I want to extract Audio Features using RBM (Restricted Boltzmann Machine). For this, I am giving the spectrogram (PCA whitened) as an input to the RBM.
For each audio file, The spectrogram is a matrix with no. of columns fixed but with different number of rows for each audio file. My question how can I train my RBM, or how can I extract the features from audio using RBM, given this spectrogram matrix. I read in a paper by Honglak Lee, paper title Unsupervised Feature Learning for Audio Classification using convolutional deep belief networks. http://machinelearning.wustl.edu/mlpapers/paper_files/NIPS2009_1171.pdf
"We then trained 300 first layer bases with a filter length of 6 and a max-pooling ratio of 3."
First, what is meant by bases here. (They have used Convolutional Deep Belief Networks, so I guess, bases do not mean weights here).

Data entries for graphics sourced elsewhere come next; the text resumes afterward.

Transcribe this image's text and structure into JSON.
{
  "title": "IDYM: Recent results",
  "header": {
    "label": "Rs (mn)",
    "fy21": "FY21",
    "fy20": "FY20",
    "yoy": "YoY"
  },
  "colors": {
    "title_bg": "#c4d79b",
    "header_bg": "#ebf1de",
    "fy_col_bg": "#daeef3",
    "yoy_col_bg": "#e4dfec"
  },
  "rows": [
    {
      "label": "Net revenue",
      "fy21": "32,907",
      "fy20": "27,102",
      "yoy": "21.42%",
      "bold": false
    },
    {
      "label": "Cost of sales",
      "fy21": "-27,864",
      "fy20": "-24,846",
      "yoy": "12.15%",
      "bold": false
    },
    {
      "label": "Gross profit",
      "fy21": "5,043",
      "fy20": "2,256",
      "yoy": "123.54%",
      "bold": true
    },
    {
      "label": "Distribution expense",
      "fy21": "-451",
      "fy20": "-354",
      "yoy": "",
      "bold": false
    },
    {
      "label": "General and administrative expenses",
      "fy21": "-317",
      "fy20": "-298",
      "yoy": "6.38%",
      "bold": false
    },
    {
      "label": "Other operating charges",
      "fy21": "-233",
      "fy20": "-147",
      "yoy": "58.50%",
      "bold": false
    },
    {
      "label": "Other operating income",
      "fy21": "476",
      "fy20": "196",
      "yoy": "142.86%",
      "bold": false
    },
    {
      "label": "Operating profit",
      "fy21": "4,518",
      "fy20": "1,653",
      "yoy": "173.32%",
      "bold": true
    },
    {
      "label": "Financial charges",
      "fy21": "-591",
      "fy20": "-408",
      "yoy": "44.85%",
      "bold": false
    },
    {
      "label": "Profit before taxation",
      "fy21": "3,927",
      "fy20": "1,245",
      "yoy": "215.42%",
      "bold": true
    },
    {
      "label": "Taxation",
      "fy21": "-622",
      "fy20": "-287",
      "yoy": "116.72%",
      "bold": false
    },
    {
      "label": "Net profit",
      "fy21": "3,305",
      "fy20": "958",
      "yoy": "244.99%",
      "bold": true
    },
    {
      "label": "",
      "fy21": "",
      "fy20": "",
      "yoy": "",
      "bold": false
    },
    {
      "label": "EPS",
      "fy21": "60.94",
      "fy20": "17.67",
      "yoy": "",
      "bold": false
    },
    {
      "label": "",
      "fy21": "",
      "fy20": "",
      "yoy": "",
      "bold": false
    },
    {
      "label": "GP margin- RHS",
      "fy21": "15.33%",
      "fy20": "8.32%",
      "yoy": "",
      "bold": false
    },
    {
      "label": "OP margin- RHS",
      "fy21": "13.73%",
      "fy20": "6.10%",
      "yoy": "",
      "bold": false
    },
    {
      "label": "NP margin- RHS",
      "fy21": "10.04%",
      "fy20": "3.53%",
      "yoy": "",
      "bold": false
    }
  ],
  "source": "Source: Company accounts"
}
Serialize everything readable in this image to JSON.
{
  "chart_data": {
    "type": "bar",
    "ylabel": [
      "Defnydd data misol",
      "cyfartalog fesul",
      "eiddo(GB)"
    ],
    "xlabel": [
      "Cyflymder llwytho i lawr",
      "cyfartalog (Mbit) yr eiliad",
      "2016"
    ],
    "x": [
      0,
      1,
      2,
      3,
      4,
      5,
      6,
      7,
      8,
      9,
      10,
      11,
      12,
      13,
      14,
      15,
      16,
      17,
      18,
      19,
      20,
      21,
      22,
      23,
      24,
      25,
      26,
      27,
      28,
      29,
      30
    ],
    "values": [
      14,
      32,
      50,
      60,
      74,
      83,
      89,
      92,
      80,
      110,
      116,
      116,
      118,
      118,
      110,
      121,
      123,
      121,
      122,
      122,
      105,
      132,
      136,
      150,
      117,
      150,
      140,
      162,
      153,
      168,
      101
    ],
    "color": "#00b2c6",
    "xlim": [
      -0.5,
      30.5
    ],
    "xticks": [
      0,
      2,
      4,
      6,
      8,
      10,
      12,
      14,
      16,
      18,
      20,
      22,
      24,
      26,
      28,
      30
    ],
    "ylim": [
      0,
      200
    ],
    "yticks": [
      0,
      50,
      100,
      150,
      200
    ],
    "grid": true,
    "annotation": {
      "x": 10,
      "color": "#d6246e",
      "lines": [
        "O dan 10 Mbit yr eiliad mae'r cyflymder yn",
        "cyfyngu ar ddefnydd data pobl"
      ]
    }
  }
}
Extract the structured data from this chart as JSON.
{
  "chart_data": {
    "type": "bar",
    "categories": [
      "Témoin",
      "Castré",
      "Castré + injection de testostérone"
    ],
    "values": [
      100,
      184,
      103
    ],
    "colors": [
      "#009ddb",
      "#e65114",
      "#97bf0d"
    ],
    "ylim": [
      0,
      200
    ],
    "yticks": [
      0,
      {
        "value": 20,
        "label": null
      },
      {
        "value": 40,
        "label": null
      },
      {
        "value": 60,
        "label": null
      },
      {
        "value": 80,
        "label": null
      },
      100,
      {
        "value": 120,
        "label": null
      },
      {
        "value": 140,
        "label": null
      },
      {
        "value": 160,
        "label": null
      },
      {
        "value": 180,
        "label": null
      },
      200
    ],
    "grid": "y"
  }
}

Second, what do they mean by using a filter length of 6? How can I do it? Any hint will be appreciated. (I am new to RBM)
2
votes
This isn't the appropriate forum for the type of question you're asking; a response is unlikely to be forthcoming. We welcome specific programming questions. You might be better off on [dsp.stackexchange.com].
– marko
@marko Thanks. I already posted it on the dsp forum, though no response yet.
– user35919
1 Answers
0
votes
I think what is confusing here is they add a convolutional layer to their deep belief network. The idea of the convolutional layer is they use kernels that are specific to a small region of the image, in their case a 6 element window. I'm not an expert in audio problems, but I believe bases refer to the different bands in the spectrograph.